TN 35 (09-97)
DI 28001.001 What is a Continuing Disability Review (CDR)?
After an individual is determined to be disabled, we are required by statute to perform a review from time to time to determine if the individual continues to be disabled. To carry out this statutory requirement, a continuing disability review (CDR) will be conducted at selected intervals.
The individual will be notified of the nature of the review and why it is being conducted. The individual will be notified that the medical improvement (MI) standard will apply and that medical and other evidence, as applicable, may be submitted for consideration during the review and that the review could result in the termination of benefits. The purpose of the review is to determine if a person's impairment(s) has improved since the most recent favorable determination (or if an exception to MI applies), and in title II and adult title XVI cases, to determine if the person can perform substantial gainful activity (SGA) or, in title XVI child cases, to determine if the child's impairment(s) currently causes marked and severe functional limitations. (See DI 25201.001B. for the definition of a “child” .) During the review, every reasonable effort will be made to develop a complete 12-month medical history and obtain current information about the disabled individual's physical and/or mental impairment(s) and any work activity. Different procedures apply in cases where MI was not expected (MINE cases) as discussed in DI 28040.000. Information concerning the individual's prior impairment(s) is reviewed in deciding whether the individual is still disabled under the medical improvement review standard (MIRS) (see DI 28005.000). If an individual is found not to meet the disability eligibility criteria of the law, benefits and freeze periods must be suspended or terminated. If a determination is made that disability has ended and that benefits should be terminated, the individual will be sent notice of the cessation determination and given an opportunity to appeal and to request that benefits be continued during the appeal until the administrative law judge renders a decision. These procedures relating to continuing disability apply to both title II and title XVI unless otherwise noted.
For a title II or adult title XVI beneficiary, disability will cease only when, (1) There has been any MI (related to the ability to work) in the individual's impairment(s) or certain exceptions to MI apply, and(2) The physical and/or mental impairment(s), together with the vocational profile (i.e., age, education and work experience), where appropriate, does not prevent the individual from engaging in SGA, unless a “Group II” exception applies -- see DI 28020.900.

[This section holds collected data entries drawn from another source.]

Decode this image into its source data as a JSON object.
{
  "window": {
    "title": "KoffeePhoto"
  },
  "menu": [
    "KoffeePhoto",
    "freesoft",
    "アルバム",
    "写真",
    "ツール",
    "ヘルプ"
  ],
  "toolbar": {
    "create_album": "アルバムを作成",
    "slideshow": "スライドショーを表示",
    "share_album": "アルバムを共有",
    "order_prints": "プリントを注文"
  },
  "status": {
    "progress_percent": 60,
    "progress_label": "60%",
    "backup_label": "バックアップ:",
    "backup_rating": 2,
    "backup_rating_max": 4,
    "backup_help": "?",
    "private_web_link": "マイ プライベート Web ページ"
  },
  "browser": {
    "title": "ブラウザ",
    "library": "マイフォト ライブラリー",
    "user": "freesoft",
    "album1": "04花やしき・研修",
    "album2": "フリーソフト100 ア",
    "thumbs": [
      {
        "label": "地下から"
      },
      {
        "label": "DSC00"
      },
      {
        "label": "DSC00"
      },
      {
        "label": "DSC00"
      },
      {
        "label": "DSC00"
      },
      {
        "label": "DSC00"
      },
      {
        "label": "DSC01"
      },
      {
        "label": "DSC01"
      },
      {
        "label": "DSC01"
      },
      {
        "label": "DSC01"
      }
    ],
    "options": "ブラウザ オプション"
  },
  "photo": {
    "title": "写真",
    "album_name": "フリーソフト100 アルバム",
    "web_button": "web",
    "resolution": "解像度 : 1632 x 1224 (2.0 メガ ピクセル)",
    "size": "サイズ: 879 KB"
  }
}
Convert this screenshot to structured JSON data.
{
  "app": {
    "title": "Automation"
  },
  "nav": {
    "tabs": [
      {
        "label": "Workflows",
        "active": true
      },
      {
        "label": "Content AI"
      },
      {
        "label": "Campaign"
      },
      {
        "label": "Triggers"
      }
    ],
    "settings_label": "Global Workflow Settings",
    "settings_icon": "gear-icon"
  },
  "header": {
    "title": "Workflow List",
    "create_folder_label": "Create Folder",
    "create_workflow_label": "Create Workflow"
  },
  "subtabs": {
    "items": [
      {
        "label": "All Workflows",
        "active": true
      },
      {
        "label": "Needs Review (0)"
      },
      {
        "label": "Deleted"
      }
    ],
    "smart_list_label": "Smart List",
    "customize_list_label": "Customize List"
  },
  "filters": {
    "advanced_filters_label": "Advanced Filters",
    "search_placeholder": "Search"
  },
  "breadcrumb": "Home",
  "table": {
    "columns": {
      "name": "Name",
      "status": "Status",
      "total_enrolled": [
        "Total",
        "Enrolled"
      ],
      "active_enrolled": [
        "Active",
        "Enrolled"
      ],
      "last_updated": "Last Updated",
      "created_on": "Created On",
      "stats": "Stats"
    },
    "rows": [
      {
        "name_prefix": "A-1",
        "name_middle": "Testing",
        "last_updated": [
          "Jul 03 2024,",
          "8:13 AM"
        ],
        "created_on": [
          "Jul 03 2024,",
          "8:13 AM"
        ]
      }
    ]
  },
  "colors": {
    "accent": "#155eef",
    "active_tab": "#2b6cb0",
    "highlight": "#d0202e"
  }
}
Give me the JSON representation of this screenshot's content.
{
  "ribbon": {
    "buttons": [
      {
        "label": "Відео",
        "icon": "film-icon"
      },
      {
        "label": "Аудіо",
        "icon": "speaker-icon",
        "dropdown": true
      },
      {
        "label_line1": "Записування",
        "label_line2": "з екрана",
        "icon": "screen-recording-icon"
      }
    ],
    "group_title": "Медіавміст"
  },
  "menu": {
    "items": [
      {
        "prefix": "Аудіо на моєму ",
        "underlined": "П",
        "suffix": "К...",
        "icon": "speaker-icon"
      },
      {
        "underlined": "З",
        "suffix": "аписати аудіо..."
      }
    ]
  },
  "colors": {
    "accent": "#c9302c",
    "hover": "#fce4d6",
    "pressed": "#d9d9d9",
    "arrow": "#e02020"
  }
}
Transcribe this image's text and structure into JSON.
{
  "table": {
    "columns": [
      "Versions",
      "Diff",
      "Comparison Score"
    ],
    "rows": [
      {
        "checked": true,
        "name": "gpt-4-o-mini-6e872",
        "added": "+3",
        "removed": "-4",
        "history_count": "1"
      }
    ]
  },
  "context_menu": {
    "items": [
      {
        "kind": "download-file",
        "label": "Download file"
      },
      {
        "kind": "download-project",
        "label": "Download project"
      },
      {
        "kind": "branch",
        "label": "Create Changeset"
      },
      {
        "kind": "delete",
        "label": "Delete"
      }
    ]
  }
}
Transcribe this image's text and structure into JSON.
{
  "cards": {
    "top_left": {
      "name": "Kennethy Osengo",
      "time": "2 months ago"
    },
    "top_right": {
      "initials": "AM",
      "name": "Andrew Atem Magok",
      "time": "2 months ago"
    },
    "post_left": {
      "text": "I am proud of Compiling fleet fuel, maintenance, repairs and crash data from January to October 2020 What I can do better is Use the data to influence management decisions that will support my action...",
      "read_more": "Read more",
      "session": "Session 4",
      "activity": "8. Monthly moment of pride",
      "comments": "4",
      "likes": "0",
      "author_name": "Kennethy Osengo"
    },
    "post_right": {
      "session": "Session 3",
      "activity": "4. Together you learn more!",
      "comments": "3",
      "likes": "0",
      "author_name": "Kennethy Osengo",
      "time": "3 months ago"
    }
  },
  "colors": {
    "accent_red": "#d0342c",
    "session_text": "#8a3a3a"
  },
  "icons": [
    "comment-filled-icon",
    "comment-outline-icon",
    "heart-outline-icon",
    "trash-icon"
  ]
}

For a title XVI child beneficiary, disability will cease only when (1) There has been any MI in the child's impairment(s) or certain exceptions to MI apply, and (2) The child's impairment(s) does not result in marked and severe functional limitations; i.e., does not meet, or medically or functionally equal the severity of a listing; unless a “Group II” exception applies -- see DI 28020.900.
Also, irrespective of MI, where an individual has worked in accordance with the trial work period (TWP) provisions of the law (see DI 28050.001) and is engaging in SGA, disability will cease (except in certain title II or title XVI cases based on blindness or cases of participants in title XVI work incentive projects (SI 02302.001). Determinations on whether the individual is engaging in SGA are made by the local Social Security office.
Benefits will be stopped only when required by applicable law and regulations, and will be consistent with due process (DI 28080.001) and administrative procedures. Care will be exercised in fully developing and completely evaluating evidence for each person. Disability entitlement will continue for the month of cessation and the following 2 months.
Finally, it should be noted that certain CDR cases are subject to special development and processing requirements. Among these are lost folder cases; cases in which a permanent, severe impairment is present and medical improvement is not expected to occur (MINE cases); cases involving judicial decisions (Decision Review Cases); cases involving work activity during a trial work period; cases involving an extended period of eligibility (EPE) or other work incentive provisions; and cases which may involve VR participation, an individual convicted of a felony, or drug abuse or alcoholism. A separate subchapter has been devoted to the special handling of each of these categories of cases.
NOTE: The application of the MIRS is different in the evaluation of title XVI children. See DI 28005.020.